Microsoft first developed its cloud computing service Azure with a mission to let developers and organizations do more in the cloud. Over the last year, the company has brought the service beyond just the cloud to DevOps, blockchain technologies, and the open-source community.
In March, Microsoft decided to release its Azure Service Fabric to the open-source community. The distributed systems platform was designed to package, deploy, and manage microservices and containers. The move to open source was to enable others to participate in the development and direction of the platform.
Microsoft also announced big plans for Azure and the Internet of Things with a $5 billion investment in IoT revealed in April. As part of the investment announcement, the company made a number of new profolio updates such as providing a basic tier or “device to cloud telemetry” tier to its Azure IoT Hub solution.
In September, the company held its annual Ignite conference around three primary themes: IT security, AI and data, and IoT and edge computing. At the conference, the company announced Azure confidential computing to protect data in the cloud, new capabilities for Azure Cognitive Services, Azure Digital Twins, and general availability of Azure IoT Central.
Azure came to blockchain technology in November with the release of the Azure Blockchain Development Kit, focused on connecting, integrating and deploying smart contracts and blockchain networks. Some key features of the kit include key management, off-chain identity and data, monitoring, and messaging APIs.
Microsoft ended its 2018 Azure journey with the release of Azure DevOps, a set of DevOps tools for collaboration and delivering high-quality software faster. Azure DevOps was first announced at the end of 2017, and it took Microsoft almost a year to bring the product full circle. It was introduced in September of 2018 with Azure Pipelines, Azure Boards, Azure Artifacts, Azure Repos and Azure Test Plans. The company explained Azure DevOps was an evolution in its Visual Studio Team Services. As part of the release, VSTS users were upgraded to Azure DevOps. Throughout the next year, the company will be working on updating its DevOps tools for better planning, collaboration and faster shipping.
Outside of Azure, Microsoft surprised the industry with its June announcement that it was acquiring the software development platform GitHub for $7.5 billion. “Microsoft is a developer-first company, and by joining forces with GitHub we strengthen our commitment to developer freedom, openness and innovation,” said Satya Nadella, CEO of Microsoft. “We recognize the community responsibility we take on with this agreement and will do our best work to empower every developer to build, innovate and solve the world’s most pressing challenges.”

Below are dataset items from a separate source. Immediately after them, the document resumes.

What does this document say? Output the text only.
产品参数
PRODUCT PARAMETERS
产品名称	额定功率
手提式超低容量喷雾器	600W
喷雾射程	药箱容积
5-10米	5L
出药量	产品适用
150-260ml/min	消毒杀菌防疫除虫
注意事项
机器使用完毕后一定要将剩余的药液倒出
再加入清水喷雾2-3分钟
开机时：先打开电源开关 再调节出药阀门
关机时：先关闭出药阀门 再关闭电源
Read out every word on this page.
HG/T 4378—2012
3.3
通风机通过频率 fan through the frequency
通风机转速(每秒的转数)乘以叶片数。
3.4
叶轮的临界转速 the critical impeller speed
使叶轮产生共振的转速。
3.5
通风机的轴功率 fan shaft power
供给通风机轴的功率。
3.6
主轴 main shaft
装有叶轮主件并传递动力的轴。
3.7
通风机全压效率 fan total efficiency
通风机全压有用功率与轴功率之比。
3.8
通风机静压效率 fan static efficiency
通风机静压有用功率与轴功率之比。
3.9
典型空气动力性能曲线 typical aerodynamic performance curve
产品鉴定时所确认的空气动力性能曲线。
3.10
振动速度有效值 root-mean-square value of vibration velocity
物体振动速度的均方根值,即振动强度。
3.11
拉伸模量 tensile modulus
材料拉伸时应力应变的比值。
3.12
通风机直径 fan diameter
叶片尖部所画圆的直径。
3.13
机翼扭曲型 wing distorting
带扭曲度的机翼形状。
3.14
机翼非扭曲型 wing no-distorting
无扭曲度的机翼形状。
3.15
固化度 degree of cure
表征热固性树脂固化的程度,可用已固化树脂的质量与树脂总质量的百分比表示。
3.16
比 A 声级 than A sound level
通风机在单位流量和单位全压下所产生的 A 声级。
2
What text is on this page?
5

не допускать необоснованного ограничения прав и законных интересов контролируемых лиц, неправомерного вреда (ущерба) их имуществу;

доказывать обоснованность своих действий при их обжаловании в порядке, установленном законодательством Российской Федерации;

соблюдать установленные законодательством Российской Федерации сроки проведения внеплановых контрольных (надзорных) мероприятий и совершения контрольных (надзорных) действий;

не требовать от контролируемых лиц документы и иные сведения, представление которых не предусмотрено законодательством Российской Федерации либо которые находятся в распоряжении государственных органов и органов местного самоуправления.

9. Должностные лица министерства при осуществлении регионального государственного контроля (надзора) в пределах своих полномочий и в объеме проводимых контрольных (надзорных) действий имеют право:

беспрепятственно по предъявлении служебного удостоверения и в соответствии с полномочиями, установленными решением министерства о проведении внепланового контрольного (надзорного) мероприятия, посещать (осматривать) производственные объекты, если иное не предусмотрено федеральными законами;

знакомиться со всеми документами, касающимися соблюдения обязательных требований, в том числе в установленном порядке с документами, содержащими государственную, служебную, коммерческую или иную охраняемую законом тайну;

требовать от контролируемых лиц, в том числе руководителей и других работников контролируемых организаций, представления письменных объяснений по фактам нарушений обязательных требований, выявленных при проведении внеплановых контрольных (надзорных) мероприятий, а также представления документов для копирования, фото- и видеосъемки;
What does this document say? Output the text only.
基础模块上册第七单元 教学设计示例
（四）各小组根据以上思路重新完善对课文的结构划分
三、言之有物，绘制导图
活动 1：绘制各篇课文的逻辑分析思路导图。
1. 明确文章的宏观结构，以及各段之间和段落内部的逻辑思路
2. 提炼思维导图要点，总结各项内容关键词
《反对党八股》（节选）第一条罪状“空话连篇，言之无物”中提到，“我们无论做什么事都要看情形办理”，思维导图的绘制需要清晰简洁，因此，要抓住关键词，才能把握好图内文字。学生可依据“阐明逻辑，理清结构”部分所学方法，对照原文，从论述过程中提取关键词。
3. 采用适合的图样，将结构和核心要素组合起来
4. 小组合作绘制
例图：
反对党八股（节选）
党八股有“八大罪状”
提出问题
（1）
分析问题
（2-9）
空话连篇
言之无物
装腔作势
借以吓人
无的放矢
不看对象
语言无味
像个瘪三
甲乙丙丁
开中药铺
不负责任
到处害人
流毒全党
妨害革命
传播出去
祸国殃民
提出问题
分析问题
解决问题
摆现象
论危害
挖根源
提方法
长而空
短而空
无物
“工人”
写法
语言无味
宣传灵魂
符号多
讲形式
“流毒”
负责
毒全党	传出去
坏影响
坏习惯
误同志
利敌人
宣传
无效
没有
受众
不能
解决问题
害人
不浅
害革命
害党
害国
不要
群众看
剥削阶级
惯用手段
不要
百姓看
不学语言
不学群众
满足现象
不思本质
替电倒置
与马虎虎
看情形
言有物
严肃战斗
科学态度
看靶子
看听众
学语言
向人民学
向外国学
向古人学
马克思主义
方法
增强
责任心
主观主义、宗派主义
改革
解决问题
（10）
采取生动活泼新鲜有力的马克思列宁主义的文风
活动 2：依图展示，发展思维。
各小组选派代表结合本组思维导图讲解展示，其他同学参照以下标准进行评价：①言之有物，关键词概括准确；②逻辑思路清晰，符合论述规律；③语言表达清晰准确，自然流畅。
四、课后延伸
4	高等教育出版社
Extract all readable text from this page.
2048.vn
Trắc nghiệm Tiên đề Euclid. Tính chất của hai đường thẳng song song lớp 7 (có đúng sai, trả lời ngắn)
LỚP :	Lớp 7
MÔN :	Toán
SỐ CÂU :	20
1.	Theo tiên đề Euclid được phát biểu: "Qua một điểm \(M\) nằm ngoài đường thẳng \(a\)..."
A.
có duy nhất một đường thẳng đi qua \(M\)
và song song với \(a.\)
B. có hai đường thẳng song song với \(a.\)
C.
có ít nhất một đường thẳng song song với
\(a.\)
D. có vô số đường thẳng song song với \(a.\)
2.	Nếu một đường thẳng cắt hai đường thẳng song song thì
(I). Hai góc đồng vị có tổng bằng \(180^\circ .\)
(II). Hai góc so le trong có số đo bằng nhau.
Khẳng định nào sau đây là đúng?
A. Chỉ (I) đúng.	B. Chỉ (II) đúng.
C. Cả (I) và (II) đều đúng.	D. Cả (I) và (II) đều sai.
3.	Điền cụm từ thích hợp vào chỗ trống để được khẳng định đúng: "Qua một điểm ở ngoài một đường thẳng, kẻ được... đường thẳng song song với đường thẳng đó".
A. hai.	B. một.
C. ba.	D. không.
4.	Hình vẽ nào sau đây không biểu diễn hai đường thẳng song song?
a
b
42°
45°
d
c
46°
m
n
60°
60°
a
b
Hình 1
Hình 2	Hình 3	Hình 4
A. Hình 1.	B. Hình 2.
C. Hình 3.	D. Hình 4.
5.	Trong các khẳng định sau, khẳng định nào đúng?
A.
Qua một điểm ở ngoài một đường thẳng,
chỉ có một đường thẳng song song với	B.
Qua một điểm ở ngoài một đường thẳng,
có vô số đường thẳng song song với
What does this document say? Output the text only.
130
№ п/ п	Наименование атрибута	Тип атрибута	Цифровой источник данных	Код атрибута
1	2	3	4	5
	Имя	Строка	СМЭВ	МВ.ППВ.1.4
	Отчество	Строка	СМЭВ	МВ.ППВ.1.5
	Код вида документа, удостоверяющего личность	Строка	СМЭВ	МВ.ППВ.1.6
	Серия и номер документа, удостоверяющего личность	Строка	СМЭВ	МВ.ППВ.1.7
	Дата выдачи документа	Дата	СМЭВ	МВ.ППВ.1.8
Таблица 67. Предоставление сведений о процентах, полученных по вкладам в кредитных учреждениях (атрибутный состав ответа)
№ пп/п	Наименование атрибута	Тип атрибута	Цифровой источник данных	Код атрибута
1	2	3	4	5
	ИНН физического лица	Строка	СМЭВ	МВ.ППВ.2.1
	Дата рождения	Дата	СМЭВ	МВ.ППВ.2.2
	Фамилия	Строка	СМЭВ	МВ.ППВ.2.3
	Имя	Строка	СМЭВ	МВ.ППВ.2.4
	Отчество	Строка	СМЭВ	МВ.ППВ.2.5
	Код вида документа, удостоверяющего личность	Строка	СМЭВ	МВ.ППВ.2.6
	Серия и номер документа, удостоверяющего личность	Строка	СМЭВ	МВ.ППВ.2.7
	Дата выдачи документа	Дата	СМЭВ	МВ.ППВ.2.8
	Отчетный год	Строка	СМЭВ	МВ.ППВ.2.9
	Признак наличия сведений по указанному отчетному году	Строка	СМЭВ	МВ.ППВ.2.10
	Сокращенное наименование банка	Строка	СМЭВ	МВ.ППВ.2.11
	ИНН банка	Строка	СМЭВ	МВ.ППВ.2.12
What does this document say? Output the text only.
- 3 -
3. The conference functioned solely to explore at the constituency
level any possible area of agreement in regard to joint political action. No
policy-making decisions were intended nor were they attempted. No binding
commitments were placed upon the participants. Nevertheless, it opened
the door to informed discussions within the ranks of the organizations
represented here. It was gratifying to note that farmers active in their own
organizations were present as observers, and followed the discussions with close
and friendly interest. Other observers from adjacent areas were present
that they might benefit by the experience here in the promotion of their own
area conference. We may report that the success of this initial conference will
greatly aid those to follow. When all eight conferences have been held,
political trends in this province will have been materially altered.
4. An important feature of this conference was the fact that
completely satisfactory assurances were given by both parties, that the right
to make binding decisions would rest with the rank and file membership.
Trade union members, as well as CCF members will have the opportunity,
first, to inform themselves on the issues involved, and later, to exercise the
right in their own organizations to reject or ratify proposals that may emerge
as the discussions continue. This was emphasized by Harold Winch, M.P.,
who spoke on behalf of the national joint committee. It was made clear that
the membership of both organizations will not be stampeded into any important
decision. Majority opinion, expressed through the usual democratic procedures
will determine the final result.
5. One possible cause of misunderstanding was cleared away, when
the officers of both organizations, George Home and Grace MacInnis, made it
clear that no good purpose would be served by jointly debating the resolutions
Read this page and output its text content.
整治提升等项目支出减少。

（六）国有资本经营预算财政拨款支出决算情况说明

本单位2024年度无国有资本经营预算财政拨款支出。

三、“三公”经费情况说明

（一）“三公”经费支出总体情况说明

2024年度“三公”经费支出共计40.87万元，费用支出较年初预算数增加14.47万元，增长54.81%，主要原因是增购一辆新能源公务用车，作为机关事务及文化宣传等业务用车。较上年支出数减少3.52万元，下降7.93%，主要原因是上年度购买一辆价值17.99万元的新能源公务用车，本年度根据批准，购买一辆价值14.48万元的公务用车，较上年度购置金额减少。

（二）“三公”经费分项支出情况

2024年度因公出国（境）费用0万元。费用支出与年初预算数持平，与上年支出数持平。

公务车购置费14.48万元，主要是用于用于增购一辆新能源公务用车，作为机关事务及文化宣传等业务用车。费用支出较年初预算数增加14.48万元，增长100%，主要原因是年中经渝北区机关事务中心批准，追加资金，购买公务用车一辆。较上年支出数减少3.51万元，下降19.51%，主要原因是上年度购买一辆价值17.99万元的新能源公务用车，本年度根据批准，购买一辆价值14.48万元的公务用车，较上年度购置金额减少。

That same month, Microsoft teased the upcoming release of Visual Studio 2019. VS 2019 aims to be a faster, more reliable, more productive, and easier to use version of Visual Studio with features such was improved refactoring, navigation, bugging capabilities, faster solution load, and faster builds. At its Connect(); 2018 conference in December, the company announced the latest versions of Visual Studio 2019 preview and Visual Studio 2019 Mac preview. The previews included improvements to IntelliCode for AI-assisted IntelliSense, refactoring capabilities, debugging features, and new GitHub pull requests capabilities.
Also announced at the Connect (); 2018 conference was the general availability of Azure Machine Learning, .NET Core 3 Preview, Cloud Native Application Bundles for distributed apps, Azure Kubernetes Service virtual node public preview for serverless Kubernetes, and Python support for Azure Functions. Additionally, the company opened its .NET Foundation to the open-source community by inviting them to take a more active role and help guide the foundation as well as build the ecosystem.
“Now, more than ever, we’re moving towards a world of ubiquitous computing where technology is responsible for transforming every consumer and business experience,” Scott Guthrie, executive vice president for the cloud and enterprise group at Microsoft, wrote in a blog post. “For developers, the opportunity to use technologies like AI, IoT, serverless compute, containers and more has never been greater.”